A problem is that ML is not quite as mature as a car yet, so the driving manuals will be a bit on the thinner / shallower side.

> I understand how neural networks work

Quickly write that down please, that would do the world a favor. Researchers are still grappling with the question 'why the hell does this freaking thing work as well as it does, when it does'.

harel · on June 14, 2017

Haha, I meant, the practical idea behind their usage. The example of OCR via a NN was very good in drilling that concept into my head (many inputs leading down to output). The HOW (in capitals) they work bit - I'm not going there. This thread here got me searching and I'm reading through the basic TensorFlow docs. That's, so far, sinking in.

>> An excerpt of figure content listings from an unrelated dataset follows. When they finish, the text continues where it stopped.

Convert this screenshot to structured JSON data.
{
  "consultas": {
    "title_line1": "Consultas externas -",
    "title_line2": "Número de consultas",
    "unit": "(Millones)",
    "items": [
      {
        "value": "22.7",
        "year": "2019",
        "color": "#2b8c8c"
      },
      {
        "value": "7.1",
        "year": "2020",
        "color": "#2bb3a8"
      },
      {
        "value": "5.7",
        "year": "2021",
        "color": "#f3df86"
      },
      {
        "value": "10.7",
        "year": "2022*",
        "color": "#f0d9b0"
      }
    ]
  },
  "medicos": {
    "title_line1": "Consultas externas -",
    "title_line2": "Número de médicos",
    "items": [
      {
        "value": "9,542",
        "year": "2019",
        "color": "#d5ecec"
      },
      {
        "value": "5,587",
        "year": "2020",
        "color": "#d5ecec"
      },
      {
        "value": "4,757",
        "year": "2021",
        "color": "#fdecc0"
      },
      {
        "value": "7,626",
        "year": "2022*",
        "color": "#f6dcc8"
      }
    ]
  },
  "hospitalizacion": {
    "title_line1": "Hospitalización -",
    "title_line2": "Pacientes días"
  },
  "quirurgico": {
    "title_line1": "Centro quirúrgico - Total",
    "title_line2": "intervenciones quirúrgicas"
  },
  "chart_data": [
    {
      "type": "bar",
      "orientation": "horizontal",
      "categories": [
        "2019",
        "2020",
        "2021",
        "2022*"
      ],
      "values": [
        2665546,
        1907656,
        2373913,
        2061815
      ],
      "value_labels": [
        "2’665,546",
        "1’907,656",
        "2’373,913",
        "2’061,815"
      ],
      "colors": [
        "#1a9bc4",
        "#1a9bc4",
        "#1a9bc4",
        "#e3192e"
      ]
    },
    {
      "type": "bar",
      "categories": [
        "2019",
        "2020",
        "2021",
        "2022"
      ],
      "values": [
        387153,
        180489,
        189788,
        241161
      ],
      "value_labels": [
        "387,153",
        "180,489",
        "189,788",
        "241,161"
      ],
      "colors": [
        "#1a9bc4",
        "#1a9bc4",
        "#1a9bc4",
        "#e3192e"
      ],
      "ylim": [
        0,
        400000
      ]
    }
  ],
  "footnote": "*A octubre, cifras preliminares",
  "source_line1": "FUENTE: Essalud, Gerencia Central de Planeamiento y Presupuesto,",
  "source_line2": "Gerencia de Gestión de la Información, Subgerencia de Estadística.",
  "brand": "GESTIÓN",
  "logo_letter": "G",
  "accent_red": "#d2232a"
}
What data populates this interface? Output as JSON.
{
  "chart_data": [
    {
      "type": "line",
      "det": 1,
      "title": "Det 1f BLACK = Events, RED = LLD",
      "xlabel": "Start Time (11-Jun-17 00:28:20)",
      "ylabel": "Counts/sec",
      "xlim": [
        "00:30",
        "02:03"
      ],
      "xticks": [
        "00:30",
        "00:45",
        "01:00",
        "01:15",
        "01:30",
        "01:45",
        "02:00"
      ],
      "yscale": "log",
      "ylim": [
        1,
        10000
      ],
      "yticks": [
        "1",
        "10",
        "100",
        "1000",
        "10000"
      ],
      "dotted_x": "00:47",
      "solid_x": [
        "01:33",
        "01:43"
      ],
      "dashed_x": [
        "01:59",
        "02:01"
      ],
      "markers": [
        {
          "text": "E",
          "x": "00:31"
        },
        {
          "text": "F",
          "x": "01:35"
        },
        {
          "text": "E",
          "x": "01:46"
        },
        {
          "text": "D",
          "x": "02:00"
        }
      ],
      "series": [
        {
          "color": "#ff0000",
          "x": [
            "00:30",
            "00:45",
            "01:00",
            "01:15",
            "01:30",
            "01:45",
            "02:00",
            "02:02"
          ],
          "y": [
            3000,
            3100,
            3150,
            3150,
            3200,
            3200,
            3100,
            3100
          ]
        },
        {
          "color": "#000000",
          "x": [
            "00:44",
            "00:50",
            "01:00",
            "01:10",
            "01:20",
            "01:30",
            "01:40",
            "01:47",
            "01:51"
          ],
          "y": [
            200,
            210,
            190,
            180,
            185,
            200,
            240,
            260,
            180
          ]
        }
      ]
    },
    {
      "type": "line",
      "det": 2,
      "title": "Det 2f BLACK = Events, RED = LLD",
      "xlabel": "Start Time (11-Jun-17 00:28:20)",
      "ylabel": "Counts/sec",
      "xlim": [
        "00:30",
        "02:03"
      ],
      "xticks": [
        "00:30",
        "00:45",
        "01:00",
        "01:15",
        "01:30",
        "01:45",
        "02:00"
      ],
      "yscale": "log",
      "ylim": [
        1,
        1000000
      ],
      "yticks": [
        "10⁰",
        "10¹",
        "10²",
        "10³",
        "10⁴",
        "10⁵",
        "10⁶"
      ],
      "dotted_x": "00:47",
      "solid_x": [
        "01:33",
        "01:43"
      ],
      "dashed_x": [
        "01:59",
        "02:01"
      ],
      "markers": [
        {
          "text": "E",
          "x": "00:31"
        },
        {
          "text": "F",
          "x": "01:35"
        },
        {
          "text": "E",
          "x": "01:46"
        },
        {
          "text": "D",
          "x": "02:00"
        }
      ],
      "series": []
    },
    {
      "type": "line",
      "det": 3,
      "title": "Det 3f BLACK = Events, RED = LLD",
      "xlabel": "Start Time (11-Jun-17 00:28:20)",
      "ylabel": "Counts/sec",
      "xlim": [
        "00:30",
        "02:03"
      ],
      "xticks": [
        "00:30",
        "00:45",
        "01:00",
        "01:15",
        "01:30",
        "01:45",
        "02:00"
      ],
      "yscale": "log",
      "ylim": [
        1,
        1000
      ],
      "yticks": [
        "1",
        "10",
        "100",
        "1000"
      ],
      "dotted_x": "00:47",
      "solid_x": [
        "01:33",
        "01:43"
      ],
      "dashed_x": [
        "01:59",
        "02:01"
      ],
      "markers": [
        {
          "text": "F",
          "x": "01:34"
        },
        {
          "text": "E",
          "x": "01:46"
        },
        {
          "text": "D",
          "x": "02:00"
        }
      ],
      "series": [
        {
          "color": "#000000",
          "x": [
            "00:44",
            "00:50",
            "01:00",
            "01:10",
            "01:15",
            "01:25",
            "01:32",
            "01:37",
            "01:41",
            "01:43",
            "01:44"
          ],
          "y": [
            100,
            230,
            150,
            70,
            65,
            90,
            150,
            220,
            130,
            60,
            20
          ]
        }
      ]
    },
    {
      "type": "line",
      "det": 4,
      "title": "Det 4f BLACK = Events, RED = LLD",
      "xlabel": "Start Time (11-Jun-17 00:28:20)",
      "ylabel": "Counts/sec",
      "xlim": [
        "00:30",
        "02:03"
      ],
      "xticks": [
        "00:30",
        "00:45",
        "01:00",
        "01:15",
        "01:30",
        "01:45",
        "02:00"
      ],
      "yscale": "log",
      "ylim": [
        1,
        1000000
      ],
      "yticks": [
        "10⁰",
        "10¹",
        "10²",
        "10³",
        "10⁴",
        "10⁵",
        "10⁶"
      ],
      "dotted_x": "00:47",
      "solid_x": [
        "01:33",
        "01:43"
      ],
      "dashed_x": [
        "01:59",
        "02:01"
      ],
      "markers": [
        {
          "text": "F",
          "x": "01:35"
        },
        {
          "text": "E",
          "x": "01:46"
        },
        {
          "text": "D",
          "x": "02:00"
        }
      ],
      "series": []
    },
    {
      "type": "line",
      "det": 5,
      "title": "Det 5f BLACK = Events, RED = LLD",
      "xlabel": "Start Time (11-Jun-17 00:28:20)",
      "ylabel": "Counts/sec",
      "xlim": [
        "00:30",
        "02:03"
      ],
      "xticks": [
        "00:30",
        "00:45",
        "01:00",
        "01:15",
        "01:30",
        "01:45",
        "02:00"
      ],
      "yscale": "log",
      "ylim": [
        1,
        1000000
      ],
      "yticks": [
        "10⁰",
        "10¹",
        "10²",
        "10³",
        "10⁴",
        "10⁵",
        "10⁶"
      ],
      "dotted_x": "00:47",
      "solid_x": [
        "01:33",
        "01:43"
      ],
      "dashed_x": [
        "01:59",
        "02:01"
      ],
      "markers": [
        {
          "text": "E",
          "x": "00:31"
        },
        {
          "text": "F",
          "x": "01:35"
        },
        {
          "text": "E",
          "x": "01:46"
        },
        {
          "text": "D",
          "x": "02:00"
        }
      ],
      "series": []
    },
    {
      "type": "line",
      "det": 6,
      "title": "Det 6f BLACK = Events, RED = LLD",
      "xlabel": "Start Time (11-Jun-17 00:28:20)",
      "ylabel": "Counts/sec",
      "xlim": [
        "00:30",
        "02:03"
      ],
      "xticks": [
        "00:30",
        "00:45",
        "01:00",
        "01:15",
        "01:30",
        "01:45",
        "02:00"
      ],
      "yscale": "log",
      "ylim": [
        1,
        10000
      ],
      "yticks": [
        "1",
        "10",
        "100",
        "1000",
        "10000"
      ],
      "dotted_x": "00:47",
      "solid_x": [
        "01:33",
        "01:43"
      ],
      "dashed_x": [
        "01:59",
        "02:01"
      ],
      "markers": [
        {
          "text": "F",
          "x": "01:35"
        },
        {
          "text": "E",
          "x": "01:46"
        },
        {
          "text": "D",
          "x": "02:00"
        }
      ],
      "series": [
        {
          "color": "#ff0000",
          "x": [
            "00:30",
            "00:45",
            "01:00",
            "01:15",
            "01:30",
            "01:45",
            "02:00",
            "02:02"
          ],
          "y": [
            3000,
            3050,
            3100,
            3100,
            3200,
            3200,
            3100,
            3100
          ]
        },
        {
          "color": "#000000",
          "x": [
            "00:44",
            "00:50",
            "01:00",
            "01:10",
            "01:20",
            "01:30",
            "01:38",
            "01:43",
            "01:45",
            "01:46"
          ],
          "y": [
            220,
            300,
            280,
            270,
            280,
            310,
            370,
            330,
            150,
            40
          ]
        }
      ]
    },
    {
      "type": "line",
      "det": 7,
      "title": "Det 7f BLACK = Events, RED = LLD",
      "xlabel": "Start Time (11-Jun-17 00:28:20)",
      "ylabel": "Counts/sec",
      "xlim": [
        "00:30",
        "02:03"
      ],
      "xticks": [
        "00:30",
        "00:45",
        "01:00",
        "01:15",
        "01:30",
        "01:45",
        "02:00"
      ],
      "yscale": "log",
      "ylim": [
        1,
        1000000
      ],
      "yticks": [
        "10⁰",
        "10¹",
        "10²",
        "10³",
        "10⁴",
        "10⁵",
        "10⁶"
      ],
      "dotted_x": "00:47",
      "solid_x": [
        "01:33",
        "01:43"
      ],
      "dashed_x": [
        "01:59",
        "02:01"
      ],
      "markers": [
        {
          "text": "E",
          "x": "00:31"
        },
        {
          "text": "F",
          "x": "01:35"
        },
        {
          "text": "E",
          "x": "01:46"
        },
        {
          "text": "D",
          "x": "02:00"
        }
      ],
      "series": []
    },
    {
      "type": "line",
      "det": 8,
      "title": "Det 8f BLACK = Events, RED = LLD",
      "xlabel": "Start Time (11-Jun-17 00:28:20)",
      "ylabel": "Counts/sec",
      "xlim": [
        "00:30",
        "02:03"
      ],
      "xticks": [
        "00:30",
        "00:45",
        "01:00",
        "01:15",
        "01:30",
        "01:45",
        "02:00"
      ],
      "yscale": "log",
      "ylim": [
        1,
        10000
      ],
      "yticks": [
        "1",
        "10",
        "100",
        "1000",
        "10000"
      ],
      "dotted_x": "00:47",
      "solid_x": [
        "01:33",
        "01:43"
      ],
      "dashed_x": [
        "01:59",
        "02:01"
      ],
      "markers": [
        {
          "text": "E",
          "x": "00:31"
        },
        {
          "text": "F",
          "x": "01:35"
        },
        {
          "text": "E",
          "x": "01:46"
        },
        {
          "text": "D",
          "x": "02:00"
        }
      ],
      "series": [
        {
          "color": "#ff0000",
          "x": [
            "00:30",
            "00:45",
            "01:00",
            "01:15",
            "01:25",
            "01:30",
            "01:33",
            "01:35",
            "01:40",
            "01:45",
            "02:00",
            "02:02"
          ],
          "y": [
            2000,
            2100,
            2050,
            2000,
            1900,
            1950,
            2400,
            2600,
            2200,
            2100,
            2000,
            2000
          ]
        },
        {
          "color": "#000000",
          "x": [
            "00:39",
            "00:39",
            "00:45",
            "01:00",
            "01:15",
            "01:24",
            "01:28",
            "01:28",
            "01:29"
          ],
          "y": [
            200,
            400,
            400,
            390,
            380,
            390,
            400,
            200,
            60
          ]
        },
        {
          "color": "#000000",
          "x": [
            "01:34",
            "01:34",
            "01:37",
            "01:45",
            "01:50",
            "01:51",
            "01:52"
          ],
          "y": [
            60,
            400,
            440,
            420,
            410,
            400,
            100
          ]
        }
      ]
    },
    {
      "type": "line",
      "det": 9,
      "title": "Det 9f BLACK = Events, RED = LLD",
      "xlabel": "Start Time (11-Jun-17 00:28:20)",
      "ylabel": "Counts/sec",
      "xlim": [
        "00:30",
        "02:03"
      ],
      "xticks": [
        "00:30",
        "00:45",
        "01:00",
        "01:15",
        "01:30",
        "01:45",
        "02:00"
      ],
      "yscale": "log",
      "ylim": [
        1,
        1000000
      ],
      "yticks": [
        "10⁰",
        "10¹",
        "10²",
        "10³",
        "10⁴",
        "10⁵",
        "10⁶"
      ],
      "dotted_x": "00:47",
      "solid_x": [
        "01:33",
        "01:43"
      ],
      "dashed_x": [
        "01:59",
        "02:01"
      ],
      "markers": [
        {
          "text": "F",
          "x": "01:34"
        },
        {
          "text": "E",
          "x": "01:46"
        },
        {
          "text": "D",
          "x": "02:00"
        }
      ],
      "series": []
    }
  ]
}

candiodari · on June 15, 2017

Given that the difference between any 2 ML implementations is going to be 2 things, everything else is going to be eliminated by a hyperparameter search. Neither of these require more than basic mathematical knowledge. Certainly nothing that wouldn't be covered in an undergraduate statistics course.

And of course, it's loads and loads of work.

What makes the difference in success for machine learning projects (this is assuming you have some process to avoid screwups in place):

1) quality of how the data is input into the network. You can almost never "usefully" put raw data in front of a neural network. Call it "data represantation" (for instance, for comparing stock prices do a neural net DNN predictor on the prices. Now do the same on the deltas (today - yesterday). Works 1000x better (still not good enough, but very clear difference))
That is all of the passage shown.